Trascinata in auto e stuprata a turno

Processo a Malta contro due somali, Abdiraman Abukar e Liban Mohamoud, accusati di aver stuprato una giovane italiana di 21 anni.

Di pochi giorni fa, la testimonianza della ragazza, durante la raccolta di prove a carico dei due.

I fatti risalgono al 25 Marzo 2013, e sono avvenuti in prossimità di un campo ‘profughi’, zona franca per certi individui.
La vittima ha raccontato di essere stata lasciata a una fermata del bus a Floriana ( città vicina a La Valletta) dal fratello, dopo una serata tra amici.
Di lì a poco il dramma: un’auto le corre incontro, e si ferma di colpo; ne esce un uomo che la prende con forza e la trascina nell’auto, che subito riparte.

Nella macchina in corsa, c’erano quattro somali, di cui uno ha ripetutamente minacciato di morte la ragazza, che per lo choc è svenuta.

Ascoltata dal magistrato Carol Perlata, la vittima ha spiegato che prima ancora che l’auto si fermasse, uno dei passeggeri le ha slacciato e tirato via i pantaloni, e l’ha stuprata.
Una volta che l’ auto ha sostato, nella località di Hal Far ( nota per il suddetto campo d’immigrati), anche l’altro somalo l’ha violentata, mentre il suo ‘compare’ fumava una sigaretta fuori dall’auto.
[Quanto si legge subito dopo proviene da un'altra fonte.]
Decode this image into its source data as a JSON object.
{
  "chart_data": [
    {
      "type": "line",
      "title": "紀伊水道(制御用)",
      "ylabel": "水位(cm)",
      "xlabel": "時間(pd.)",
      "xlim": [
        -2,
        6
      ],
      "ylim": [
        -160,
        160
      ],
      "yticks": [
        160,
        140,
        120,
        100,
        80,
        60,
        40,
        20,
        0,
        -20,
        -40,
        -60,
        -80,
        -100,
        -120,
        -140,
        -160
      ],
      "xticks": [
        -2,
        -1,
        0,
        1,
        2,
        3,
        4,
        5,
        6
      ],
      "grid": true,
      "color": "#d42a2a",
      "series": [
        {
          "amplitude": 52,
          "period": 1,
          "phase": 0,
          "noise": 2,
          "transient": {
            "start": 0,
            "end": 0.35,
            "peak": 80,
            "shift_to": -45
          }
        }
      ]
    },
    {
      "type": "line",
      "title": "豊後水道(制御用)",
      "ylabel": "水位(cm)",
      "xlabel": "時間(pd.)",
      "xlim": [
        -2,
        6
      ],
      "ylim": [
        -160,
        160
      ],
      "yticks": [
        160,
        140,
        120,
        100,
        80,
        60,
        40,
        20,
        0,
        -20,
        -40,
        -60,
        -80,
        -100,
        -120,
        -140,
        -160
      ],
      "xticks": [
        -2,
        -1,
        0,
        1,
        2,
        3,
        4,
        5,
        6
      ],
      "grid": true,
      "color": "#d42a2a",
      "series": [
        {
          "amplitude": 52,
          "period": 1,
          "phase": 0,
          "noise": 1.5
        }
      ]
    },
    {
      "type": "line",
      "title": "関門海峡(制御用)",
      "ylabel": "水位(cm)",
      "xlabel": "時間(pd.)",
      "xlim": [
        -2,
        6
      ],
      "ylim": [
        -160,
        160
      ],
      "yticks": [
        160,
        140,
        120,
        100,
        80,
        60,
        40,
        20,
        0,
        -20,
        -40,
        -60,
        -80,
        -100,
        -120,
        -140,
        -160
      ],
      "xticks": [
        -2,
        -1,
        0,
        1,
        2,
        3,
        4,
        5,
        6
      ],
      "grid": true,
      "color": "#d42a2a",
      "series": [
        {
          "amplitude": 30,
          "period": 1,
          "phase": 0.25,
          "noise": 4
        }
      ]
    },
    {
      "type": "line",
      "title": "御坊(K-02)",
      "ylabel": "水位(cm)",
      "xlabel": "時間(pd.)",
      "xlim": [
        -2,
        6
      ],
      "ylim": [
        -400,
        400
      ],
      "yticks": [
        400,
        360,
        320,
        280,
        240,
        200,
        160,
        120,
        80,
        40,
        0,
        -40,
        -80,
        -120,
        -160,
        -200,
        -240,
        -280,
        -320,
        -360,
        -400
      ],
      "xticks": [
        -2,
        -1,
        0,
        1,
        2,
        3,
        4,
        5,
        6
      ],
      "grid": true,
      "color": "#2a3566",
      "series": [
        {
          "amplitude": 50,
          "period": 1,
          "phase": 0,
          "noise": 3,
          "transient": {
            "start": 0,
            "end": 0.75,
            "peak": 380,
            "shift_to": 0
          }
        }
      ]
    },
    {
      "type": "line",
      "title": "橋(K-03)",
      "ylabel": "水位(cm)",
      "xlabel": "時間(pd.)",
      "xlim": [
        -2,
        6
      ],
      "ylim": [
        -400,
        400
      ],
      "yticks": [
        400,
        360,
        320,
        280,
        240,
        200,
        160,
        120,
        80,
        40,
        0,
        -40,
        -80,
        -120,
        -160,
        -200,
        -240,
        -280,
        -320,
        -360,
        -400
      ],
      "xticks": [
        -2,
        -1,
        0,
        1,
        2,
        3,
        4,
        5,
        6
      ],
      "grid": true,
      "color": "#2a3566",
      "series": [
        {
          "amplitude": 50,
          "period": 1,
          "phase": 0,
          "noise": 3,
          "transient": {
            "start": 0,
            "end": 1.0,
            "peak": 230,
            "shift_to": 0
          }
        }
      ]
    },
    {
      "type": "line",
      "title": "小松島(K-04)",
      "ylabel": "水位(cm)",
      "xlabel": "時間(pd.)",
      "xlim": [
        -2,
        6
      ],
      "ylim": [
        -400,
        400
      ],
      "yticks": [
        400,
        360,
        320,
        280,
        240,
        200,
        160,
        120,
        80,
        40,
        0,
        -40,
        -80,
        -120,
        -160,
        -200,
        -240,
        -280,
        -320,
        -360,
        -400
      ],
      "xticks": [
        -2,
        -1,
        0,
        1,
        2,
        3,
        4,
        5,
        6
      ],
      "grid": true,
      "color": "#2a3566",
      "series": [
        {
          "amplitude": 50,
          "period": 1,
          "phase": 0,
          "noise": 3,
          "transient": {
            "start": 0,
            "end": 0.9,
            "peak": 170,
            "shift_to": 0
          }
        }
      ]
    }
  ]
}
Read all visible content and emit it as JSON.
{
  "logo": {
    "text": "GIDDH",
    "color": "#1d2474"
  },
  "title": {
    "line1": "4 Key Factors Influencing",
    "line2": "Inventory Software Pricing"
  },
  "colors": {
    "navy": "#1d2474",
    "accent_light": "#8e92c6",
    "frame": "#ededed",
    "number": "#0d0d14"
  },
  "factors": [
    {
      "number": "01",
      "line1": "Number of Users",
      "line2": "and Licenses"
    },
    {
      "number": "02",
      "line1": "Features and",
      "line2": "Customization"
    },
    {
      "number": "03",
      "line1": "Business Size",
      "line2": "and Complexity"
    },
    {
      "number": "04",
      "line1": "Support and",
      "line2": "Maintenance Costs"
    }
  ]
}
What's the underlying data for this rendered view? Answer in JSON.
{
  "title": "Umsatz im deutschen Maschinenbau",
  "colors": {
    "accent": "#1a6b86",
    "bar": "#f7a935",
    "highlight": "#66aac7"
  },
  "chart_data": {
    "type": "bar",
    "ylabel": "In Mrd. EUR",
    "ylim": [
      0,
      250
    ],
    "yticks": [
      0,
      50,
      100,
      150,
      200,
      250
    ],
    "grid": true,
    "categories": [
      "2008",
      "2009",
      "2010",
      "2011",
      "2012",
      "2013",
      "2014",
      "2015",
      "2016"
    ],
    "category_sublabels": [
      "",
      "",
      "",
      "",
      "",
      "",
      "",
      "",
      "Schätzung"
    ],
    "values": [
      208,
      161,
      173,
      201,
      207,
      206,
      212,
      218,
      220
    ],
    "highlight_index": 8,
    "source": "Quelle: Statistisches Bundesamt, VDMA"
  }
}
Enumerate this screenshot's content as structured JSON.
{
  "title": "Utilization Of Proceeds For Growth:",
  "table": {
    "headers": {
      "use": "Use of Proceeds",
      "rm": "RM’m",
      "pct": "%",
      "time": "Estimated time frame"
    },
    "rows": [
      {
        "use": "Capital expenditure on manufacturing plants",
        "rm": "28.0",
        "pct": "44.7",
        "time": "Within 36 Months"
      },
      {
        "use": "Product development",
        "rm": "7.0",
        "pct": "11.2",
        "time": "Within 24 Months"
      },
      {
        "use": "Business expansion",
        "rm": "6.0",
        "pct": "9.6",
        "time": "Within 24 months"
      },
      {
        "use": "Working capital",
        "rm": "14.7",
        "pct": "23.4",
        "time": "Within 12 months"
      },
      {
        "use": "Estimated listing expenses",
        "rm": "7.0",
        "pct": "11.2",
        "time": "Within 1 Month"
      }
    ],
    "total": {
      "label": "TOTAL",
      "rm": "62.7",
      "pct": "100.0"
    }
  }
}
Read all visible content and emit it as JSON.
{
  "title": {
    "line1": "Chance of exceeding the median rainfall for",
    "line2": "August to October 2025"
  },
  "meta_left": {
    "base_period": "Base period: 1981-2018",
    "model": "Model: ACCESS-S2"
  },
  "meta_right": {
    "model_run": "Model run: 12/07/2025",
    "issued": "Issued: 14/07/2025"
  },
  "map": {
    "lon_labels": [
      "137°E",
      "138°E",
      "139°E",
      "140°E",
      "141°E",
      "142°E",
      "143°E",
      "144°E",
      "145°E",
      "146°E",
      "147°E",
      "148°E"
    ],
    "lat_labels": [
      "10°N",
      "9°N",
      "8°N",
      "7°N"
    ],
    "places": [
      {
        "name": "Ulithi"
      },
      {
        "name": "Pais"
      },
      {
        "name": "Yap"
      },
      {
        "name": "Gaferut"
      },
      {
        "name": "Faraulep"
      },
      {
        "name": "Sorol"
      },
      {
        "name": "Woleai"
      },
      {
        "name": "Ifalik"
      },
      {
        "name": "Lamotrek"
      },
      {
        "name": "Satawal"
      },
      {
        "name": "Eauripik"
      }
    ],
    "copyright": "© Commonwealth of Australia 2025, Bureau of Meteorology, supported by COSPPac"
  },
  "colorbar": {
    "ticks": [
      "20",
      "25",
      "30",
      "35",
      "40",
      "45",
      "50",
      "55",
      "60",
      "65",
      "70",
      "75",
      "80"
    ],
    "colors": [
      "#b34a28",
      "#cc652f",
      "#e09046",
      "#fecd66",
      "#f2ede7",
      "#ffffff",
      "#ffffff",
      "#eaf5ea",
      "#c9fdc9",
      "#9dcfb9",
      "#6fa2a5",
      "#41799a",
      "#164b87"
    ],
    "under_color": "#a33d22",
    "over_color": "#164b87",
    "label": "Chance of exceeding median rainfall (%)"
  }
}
Fatti i loro comodi, la ragazza è stata scaricata fuori dal veicolo, non prima di averle rubato il telefonino e un anello di valore.

Nella seduta precedente, la Corte ha anche avuto la possibilità di porre agli atti l’esame del Dna, ricavato dalle tracce di sperma trovate sui vestiti e sotto l’ombelico della ragazza, e confrontato con quello di Abdiram Abukar e Liban Mohamoud.

I due, oltre che di stupro, sono accusati anche di lesioni personali e furto.

Sarebbe forse ora che la si smettesse di pensare di risolvere i ‘problemi’ dell’Africa, importando in Europa che è causa e conseguenza di quei ‘problemi’.